Healio: Could you talk about the response to your findings from the clinical, research and patient communities?

Weaver: It varies from, “Wow, this is really neat,” to “You have to be kidding me.” There are a lot of researchers in the area of Alzheimer’s who are passionately wed to their own way of thinking — with, I might add, lots of research funding to support it. So, there are other theories out there. What I would like to think is that this is a valid hypothesis that we are putting forward. This is worthy of additional study and can take a valued place among new and old theories.

Healio: Should rheumatologists start thinking more about Alzheimer’s?

Weaver: The research institute in which I work here in Toronto has three main threads: the brain, rheumatology and ophthalmology. We work side-by-side with rheumatologists all the time. I have found it incredibly useful to go talk to them because their thinking about the immune system is much more developed and advanced than ours in neurology. We appreciate the expertise they bring to the table in our patients.

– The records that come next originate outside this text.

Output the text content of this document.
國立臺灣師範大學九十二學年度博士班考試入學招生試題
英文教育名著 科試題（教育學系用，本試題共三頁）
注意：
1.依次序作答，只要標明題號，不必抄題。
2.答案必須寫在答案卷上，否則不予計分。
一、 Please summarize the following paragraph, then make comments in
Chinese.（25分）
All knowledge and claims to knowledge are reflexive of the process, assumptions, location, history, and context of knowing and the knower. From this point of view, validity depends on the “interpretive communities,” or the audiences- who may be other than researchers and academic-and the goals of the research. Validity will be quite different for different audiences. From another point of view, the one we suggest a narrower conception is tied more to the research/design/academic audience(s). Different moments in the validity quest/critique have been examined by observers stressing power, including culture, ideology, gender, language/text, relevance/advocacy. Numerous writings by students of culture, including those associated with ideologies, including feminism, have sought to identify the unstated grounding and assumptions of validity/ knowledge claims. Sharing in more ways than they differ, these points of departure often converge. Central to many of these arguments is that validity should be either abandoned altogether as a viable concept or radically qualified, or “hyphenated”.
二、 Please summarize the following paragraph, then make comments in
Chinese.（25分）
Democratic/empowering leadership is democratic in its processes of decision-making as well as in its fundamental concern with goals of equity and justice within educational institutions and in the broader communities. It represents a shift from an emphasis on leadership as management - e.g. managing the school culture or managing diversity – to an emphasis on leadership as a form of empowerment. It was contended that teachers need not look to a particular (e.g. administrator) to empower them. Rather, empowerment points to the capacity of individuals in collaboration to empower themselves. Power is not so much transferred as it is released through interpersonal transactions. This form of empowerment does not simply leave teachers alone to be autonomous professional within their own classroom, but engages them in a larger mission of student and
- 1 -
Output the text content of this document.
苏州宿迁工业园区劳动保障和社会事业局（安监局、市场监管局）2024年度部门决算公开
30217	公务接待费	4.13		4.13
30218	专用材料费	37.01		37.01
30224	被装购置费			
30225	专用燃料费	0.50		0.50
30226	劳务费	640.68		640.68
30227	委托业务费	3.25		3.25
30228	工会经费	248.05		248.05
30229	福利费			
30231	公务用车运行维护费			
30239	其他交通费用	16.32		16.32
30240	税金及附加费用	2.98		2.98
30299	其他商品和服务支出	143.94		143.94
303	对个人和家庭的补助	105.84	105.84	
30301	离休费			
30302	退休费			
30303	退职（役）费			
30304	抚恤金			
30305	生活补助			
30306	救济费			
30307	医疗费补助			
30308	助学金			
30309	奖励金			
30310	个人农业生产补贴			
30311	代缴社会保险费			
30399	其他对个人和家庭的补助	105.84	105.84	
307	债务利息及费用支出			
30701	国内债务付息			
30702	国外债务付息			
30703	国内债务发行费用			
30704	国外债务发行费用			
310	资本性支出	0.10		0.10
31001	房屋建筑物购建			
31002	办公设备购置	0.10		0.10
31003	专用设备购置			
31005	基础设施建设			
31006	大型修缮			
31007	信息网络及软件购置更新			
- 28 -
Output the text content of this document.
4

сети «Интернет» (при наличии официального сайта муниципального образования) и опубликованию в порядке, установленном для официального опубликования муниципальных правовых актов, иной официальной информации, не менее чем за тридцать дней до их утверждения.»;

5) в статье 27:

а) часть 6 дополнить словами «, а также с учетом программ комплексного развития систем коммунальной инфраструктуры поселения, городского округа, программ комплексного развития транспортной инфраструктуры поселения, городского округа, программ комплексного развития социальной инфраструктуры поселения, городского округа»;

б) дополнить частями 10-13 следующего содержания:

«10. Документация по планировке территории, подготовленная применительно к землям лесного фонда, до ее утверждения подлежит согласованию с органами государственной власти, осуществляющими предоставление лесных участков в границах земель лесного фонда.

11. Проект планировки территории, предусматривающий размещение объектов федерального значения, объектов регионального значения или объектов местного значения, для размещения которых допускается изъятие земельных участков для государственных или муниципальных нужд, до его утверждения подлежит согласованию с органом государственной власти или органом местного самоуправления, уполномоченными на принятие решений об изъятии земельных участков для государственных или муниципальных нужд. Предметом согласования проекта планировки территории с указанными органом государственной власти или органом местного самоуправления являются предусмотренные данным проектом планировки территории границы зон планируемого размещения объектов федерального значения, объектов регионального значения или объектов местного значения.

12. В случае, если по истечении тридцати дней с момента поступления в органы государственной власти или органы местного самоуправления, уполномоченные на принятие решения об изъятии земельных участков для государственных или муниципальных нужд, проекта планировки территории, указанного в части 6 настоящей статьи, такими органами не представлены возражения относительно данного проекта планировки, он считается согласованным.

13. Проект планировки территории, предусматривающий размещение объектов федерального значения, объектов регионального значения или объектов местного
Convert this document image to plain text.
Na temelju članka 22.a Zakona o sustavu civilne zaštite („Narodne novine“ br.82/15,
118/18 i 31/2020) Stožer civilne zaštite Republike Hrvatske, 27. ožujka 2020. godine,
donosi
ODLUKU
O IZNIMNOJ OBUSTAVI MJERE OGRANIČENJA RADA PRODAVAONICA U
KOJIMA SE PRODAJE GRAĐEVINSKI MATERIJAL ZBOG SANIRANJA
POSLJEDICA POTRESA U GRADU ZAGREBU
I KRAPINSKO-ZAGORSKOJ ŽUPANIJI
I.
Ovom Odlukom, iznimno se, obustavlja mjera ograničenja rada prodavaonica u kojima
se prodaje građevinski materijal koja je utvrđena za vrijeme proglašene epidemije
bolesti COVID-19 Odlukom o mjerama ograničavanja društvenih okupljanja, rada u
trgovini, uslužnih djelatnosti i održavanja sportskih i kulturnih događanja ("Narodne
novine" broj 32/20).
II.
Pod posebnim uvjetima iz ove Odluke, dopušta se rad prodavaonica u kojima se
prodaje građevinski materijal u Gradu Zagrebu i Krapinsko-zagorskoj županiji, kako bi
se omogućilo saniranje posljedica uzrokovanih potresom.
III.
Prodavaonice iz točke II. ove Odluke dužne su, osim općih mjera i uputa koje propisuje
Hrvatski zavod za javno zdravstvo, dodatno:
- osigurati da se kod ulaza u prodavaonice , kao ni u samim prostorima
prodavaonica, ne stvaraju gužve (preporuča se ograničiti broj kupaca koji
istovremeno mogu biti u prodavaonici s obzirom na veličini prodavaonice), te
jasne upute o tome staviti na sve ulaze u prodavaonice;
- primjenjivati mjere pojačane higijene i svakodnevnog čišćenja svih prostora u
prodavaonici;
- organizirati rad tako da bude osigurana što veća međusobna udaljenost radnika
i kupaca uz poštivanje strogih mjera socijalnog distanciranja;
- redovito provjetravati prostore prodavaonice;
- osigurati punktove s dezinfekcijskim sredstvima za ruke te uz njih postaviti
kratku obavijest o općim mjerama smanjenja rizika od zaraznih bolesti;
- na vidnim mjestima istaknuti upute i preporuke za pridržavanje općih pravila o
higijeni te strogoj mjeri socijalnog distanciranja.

The other thing that is relevant is that we are starting to use biologics more and more in the area of neurology. Certainly, at our own institution, rheumatologists are the best people to administer those drugs. They are experienced at suppressing the immune system. So, I see a lot of potential overlap between the two specialties.

Healio: Will there be clinical trials of your approach in patients?

Weaver: At this point, I would like to draw a distinction between the autoimmune diseases that rheumatologists deal with and the type of autoimmune disease that has been put forward for Alzheimer’s. For rheumatoid arthritis or lupus, it is at the level of adaptive immunity. This model of Alzheimer’s is a model of innate immunity. In that regard it is different.

So, with that in mind, what we have proposed is that amyloid beta has an immunomodulatory influence on the triggering receptor expressed on myeloid cells 2 (TREM2)-glycosaminoglycan (GAG)-Nod-like receptor protein 3 (NLRP3) network, and the L-tryptophan and L-arginine metabolism. What we are hoping is that this focus will lead to new diagnostics and therapeutics.

Healio: Should rheumatologists be part of the care team for patients?

Weaver: I like to think that Alzheimer’s care will ultimately require a team approach that includes a focus on the immune system. We will need competence in area of immunology. Given the experience and expertise rheumatologists have with the immune system, I think they would be an excellent member of the care team for any Alzheimer’s patient.

Healio: What could this change for Alzheimer’s patients?

Weaver: Because we lack diagnostics and therapeutics, if someone comes in with a memory disorder, we do mental status tests, memorization tests, other such interventions. Coming up with a concrete mechanistic explanation for the disease can lead to new diagnostics and therapeutics. It can lead to a pipeline. Hopefully, that will lead to meaningful change for these patients. This is a complicated disease.

Reference:

Weaver DF. Alz & Dem. 2022;doi:10.1002/alz.12789.